- Глянь, ребята, говно! - пораженно вскрикнул Пацан. Оживился. Словно и не было ничего - у воронок у этих, у "пауков", не он кидался с машины в сугроб. Тотчас ложку извлек из-за кирзового голенища, нырнул ею в таз. - Да-а! - восхитился Пацан, осторожно лизнув с пылу с жару жидкое варево. - В жизни такого еще не едал. Ай да Семен! Ну и даешь!
Семен, довольный, отбиваясь от ложек, потащил таз на мороз.
Пока ели кашу, он раза два выбегал из часовни, смотрел, застыл шоколад или нет. Наконец внес, поставил таз на солому в самой гуще солдатских ног.
Навалились на паривший еще, источавший дурманный дух коричневый блин, аж треск за ушами пошел. Колотили довольно в Семкину спину. Опьяненные отдыхом, насыщением и теплом, солдаты на время забыли про кровь и смерть. Посыпались подначки и шутки, вспоминали - весело, всуе, по-русски - и бога, и душу, и даже мать. Взводный не стал затыкать солдатам рты: пускай отведут души. И сам тоже немного расслабился: жевал шоколад, сладко жмурился. Но не пьянел, как солдаты, старался есть спокойно и чинно, с достоинством, ни на миг не забывая, что уже скоро загрохочет здесь, у их случайного фронтового приюта бой с немецкими танками и начнет поливать их свинцовая смерть.
В сторонке, за клиросом, снова затихнув, хлюпая носом, уплетал свою порцию шоколада из котелка Ваня Изюмов. Неяркий свет автомобильной переноски сюда не доставал. В пляшущем свете костра лицо Вани то освещалось, то расплывалось бледным пятном. С минуту Матушкин не сводил с него глаз. "Неужто еще казнится, не простил еще ни меня, ни себя? - Евтихий Маркович заерзал на перине. Еще раз-другой беспокойно, сочувственно зыркнул на Ваню. - Все, хватит. Так дальше нельзя", - вдруг проникся он к нему состраданием и, чтобы дать ему выход, спросил неожиданно для себя самого:
- Ну как? Шоколад-то? Ишь, так и метут, так и метут, - кивнул он на солдат.
Ваня, не ждавший вопроса, растерялся, перестал жевать.

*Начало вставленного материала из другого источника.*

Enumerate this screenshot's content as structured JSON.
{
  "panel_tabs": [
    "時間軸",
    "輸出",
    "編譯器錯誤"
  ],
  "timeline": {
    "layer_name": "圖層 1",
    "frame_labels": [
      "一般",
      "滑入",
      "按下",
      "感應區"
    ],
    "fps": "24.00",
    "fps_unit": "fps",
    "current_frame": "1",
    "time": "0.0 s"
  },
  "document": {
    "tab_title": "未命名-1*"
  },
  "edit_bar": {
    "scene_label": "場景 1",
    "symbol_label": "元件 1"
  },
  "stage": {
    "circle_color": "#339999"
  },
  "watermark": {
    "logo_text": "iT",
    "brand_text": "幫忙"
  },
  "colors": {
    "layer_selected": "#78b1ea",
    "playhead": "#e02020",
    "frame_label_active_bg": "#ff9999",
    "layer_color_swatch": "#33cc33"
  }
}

- Ну, прямо экстра! - покрутил ложкой в своем котелке лейтенант. - Что тебе "Красный Октябрь". Только что не плитками, не в серебряной обертке. А так… Барабанер! Боец Барабанер! - довольно пророкотал он со своей высоты. - За выдумку, за смекалку… За праздник бойцам объявляю вам благодарность!
Барабанера похвала эта - от самого лейтенанта, считай, что официально, по службе - застала врасплох, и он растерялся, обернулся к нему, весь пылающий от костра, от удовольствия, от всеобщего признания, и от смущения опустил голову.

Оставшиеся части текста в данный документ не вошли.